The validation of the model comprises a simulation of the model using input parameters estimated by the calibration process. For the validation of the model in this study, information collected by local people’s experiences about the flood-affected areas during past flood events, field visit photographs at key sites were utilized. The questions posed to the local people in flood-affected areas during the field survey are as follows: When did you arrive at these area? What was the extent of the increase in water level during flood times?

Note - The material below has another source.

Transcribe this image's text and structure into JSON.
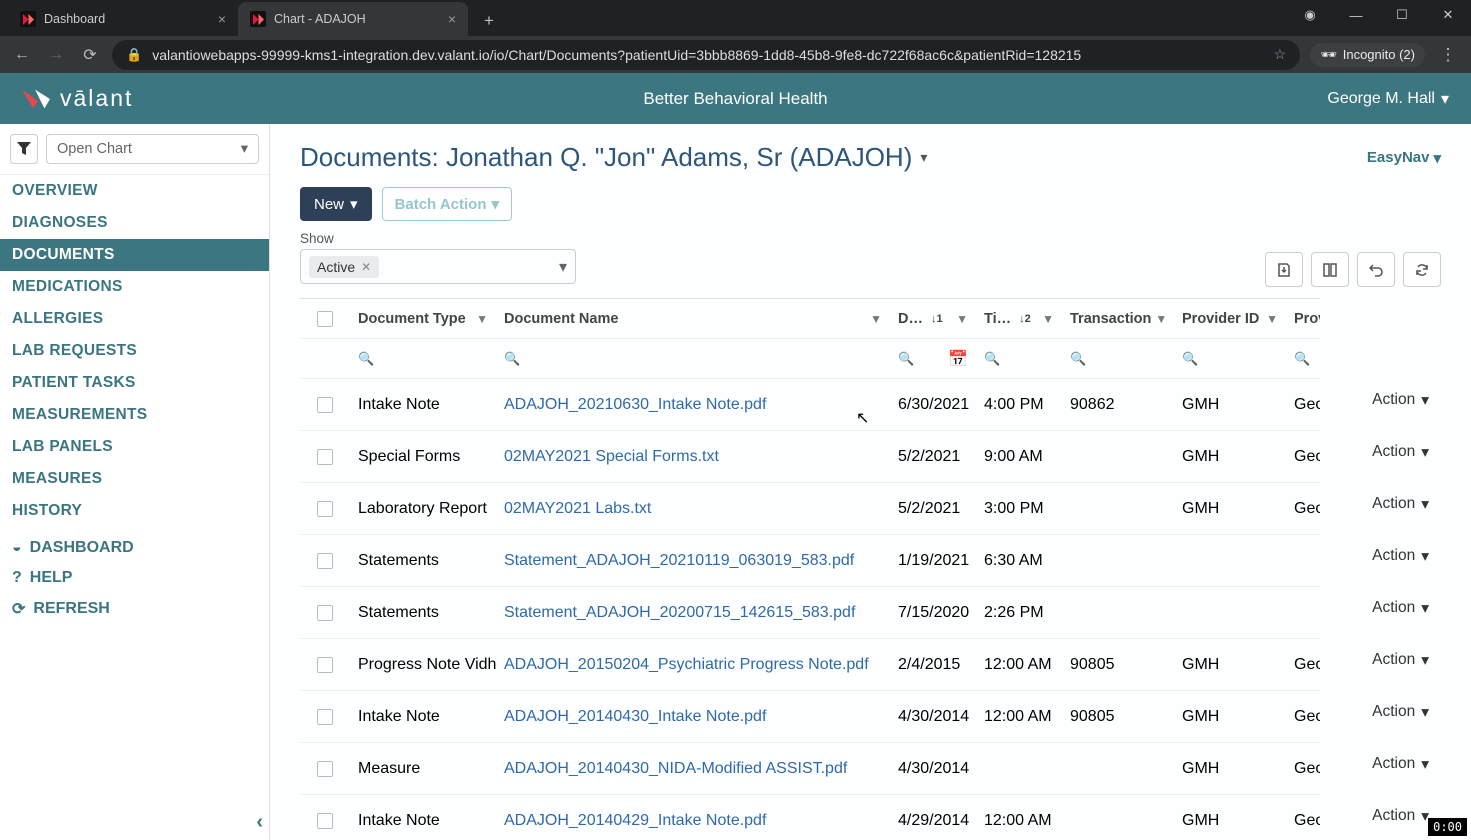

Figures 3.11 and 3.12 shows the field validation of model predicted water depth at Amarpur, and Joynagar along with chainage. In the validation map, the blue line shows the water level, the red line represents the left levee bank, and the green line shows the right levee bank. We obtained the information on the extent of water raise point at flood times by interacting with the local people in flood-affected areas. This information was implemented during the validation of the model and verification of whether that point was attained by the model output or not. At Amarpur location, the cross-section was extended to the nearest high elevation point, which was a road and flood water level in the field indicated by blue line (Fig. 3.13). At Joynagar (Fig. 3.11) flood water touched up to nearest road and building as shown by blue line. Field validation photographs were shown with the model output. We endeavored to validate the model as accurately as possible; however, we could not obtain the accuracy up to that level due to some limitations in the same manner that we acquired the accuracy in current flood events and actually measured the experimentation works. From model simulated water depth profile (Fig. 3.14) it was found that due to narrower river cross-section and reduced carrying capacity of the river overtopping of water mostly takes place in downstream section of the river.

Fig. 3.11

Map showing field validation with model output at Amarpur

Fig. 3.12

Map showing field validation with model output at Joynagar

Fig. 3.13

Residual plot of water depth at Champadanga in 2009

Fig. 3.14

Predicted Water depth map by the model overlaid on DEM

6 Recommendations

To minimize flood problems in the lower Damodar basin, desilting should be carried out in the main river and distributary channels that are active during floods. Land encroachments and illegal constructions in the flood plains of the Damodar River should be removed to minimize flood damage. As predicted by the model, embankments of less strength should be repaired and earthen banks parallel to the river’s path at flood vulnerable points should be reconstructed. Also, the height of existing embankments at critical locations should be raised. Confining the river’s path frees large areas from floods and consequently reduces damage intensity.

7 Conclusions

Present study used one dimensional hydrodynamic model (MIKE HYDRO RIVER) to study the riverine flood problem of the lower Damodar river. This study study used high resolution satellite data for this riverine flood affected area. The purpose of the study to identify the weak levee location along the river which is susceptible to the flood. One-dimensional hydrodynamic model was prepared for flood of 20-year return period in the lower Damodar river. High resolution RS data were used for input geometry data in the model. For simulation of the model daily discharge data used as input in in the model. Model output data (water depth) match closed to observed water depth at three gauge station for the Manning’s n value of 0.03. Furthermore, NSE, PBIAS, and RSR were used for determining the model performance which shows good agreement between the model output and the observed data at the gauging stations. Output of model indicates that water overtopping from river bank of lower Damodar river mostly occurred in the downstream area which is more susceptible to flooding.